Water rail and snipe have also moved into the reeds at Doffcocker, which indicates there is something here the birds like and is a great indication that we are doing something right!

A volunteer cutting back reeds at Doffcocker Lodge in Bolton

The process of establishing this reedbeed has not been easy. Over the last 11 years we have trialled various methods: growing common reed from rhizomes and transplanting them, growing them from seed in a greenhouse and transplanting them, taking cuttings and transplanting them! The biggest issue has been stopping the wildlife from eating the tasty new shoots. We now protect the new reeds with cages and remove them when the plants have properly established.

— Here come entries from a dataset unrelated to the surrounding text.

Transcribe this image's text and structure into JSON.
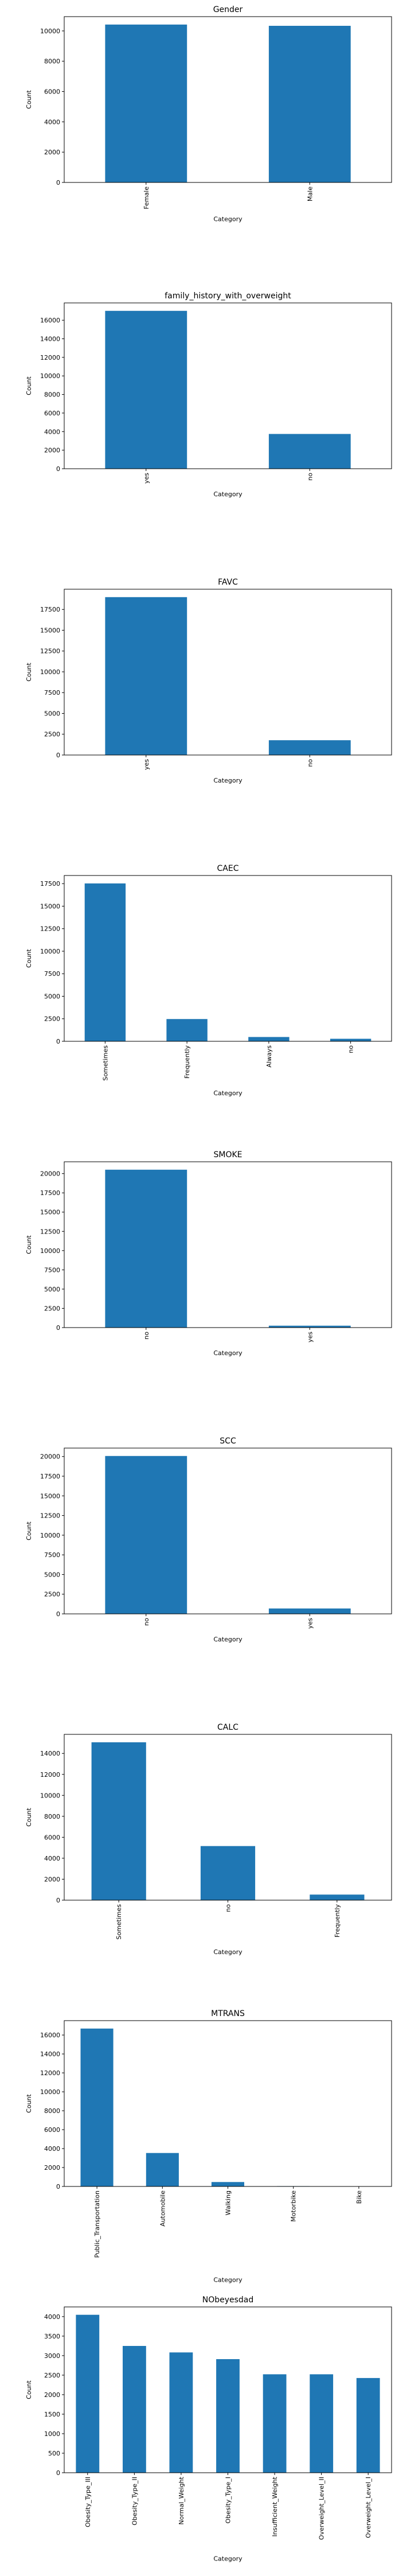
{
  "chart_data": [
    {
      "type": "bar",
      "title": "Gender",
      "xlabel": "Category",
      "ylabel": "Count",
      "categories": [
        "Female",
        "Male"
      ],
      "values": [
        10422,
        10336
      ],
      "ylim": [
        0,
        10943
      ],
      "yticks": [
        0,
        2000,
        4000,
        6000,
        8000,
        10000
      ],
      "color": "#1f77b4",
      "grid": false
    },
    {
      "type": "bar",
      "title": "family_history_with_overweight",
      "xlabel": "Category",
      "ylabel": "Count",
      "categories": [
        "yes",
        "no"
      ],
      "values": [
        17014,
        3744
      ],
      "ylim": [
        0,
        17865
      ],
      "yticks": [
        0,
        2000,
        4000,
        6000,
        8000,
        10000,
        12000,
        14000,
        16000
      ],
      "color": "#1f77b4",
      "grid": false
    },
    {
      "type": "bar",
      "title": "FAVC",
      "xlabel": "Category",
      "ylabel": "Count",
      "categories": [
        "yes",
        "no"
      ],
      "values": [
        18982,
        1776
      ],
      "ylim": [
        0,
        19931
      ],
      "yticks": [
        0,
        2500,
        5000,
        7500,
        10000,
        12500,
        15000,
        17500
      ],
      "color": "#1f77b4",
      "grid": false
    },
    {
      "type": "bar",
      "title": "CAEC",
      "xlabel": "Category",
      "ylabel": "Count",
      "categories": [
        "Sometimes",
        "Frequently",
        "Always",
        "no"
      ],
      "values": [
        17529,
        2472,
        478,
        279
      ],
      "ylim": [
        0,
        18405
      ],
      "yticks": [
        0,
        2500,
        5000,
        7500,
        10000,
        12500,
        15000,
        17500
      ],
      "color": "#1f77b4",
      "grid": false
    },
    {
      "type": "bar",
      "title": "SMOKE",
      "xlabel": "Category",
      "ylabel": "Count",
      "categories": [
        "no",
        "yes"
      ],
      "values": [
        20513,
        245
      ],
      "ylim": [
        0,
        21539
      ],
      "yticks": [
        0,
        2500,
        5000,
        7500,
        10000,
        12500,
        15000,
        17500,
        20000
      ],
      "color": "#1f77b4",
      "grid": false
    },
    {
      "type": "bar",
      "title": "SCC",
      "xlabel": "Category",
      "ylabel": "Count",
      "categories": [
        "no",
        "yes"
      ],
      "values": [
        20071,
        687
      ],
      "ylim": [
        0,
        21075
      ],
      "yticks": [
        0,
        2500,
        5000,
        7500,
        10000,
        12500,
        15000,
        17500,
        20000
      ],
      "color": "#1f77b4",
      "grid": false
    },
    {
      "type": "bar",
      "title": "CALC",
      "xlabel": "Category",
      "ylabel": "Count",
      "categories": [
        "Sometimes",
        "no",
        "Frequently"
      ],
      "values": [
        15066,
        5163,
        529
      ],
      "ylim": [
        0,
        15819
      ],
      "yticks": [
        0,
        2000,
        4000,
        6000,
        8000,
        10000,
        12000,
        14000
      ],
      "color": "#1f77b4",
      "grid": false
    },
    {
      "type": "bar",
      "title": "MTRANS",
      "xlabel": "Category",
      "ylabel": "Count",
      "categories": [
        "Public_Transportation",
        "Automobile",
        "Walking",
        "Motorbike",
        "Bike"
      ],
      "values": [
        16687,
        3534,
        467,
        38,
        32
      ],
      "ylim": [
        0,
        17521
      ],
      "yticks": [
        0,
        2000,
        4000,
        6000,
        8000,
        10000,
        12000,
        14000,
        16000
      ],
      "color": "#1f77b4",
      "grid": false
    },
    {
      "type": "bar",
      "title": "NObeyesdad",
      "xlabel": "Category",
      "ylabel": "Count",
      "categories": [
        "Obesity_Type_III",
        "Obesity_Type_II",
        "Normal_Weight",
        "Obesity_Type_I",
        "Insufficient_Weight",
        "Overweight_Level_II",
        "Overweight_Level_I"
      ],
      "values": [
        4046,
        3248,
        3082,
        2910,
        2523,
        2522,
        2427
      ],
      "ylim": [
        0,
        4248
      ],
      "yticks": [
        0,
        500,
        1000,
        1500,
        2000,
        2500,
        3000,
        3500,
        4000
      ],
      "color": "#1f77b4",
      "grid": false
    }
  ]
}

But the work doesn’t stop there. Common reed shoots die back and fall to the ground at the end of summer, building up leaf litter and soil as the years pass by. This build-up risks birch and willow springing up and drying out the reedbed, so in 2009 we divided the older reeds into 14 compartments. Each year our dedicated volunteers cut two new compartments in September and clear out the leaf litter. We then trample the whole area as much as possible to leave a muddy mess that is perfect for wintering wading birds. Conga line, a messy race: the more fun the trampling technique, the better!

As for the waste material we remove? It is piled up at the back of the reedbed where it warms up in the sunshine, is worked on by bacteria and ultimately gets a new lease of life as a habitat for invertebrates and insects who take up residence over winter. It would also be the perfect place for grass snakes to hibernate if we had them in the area. We live in hope!

This whole process goes on for a seven-year period and then we go back to the first two compartments and repeat the whole thing. It’s hard work, but we absolutely love it.

We can’t wait to see how Doffcocker Lodge continues to develop, especially with the addition of common tern rafts managed by Bolton Conservation Volunteers. The site is a real hidden gem and only looks set to get better for both wildlife and visitors.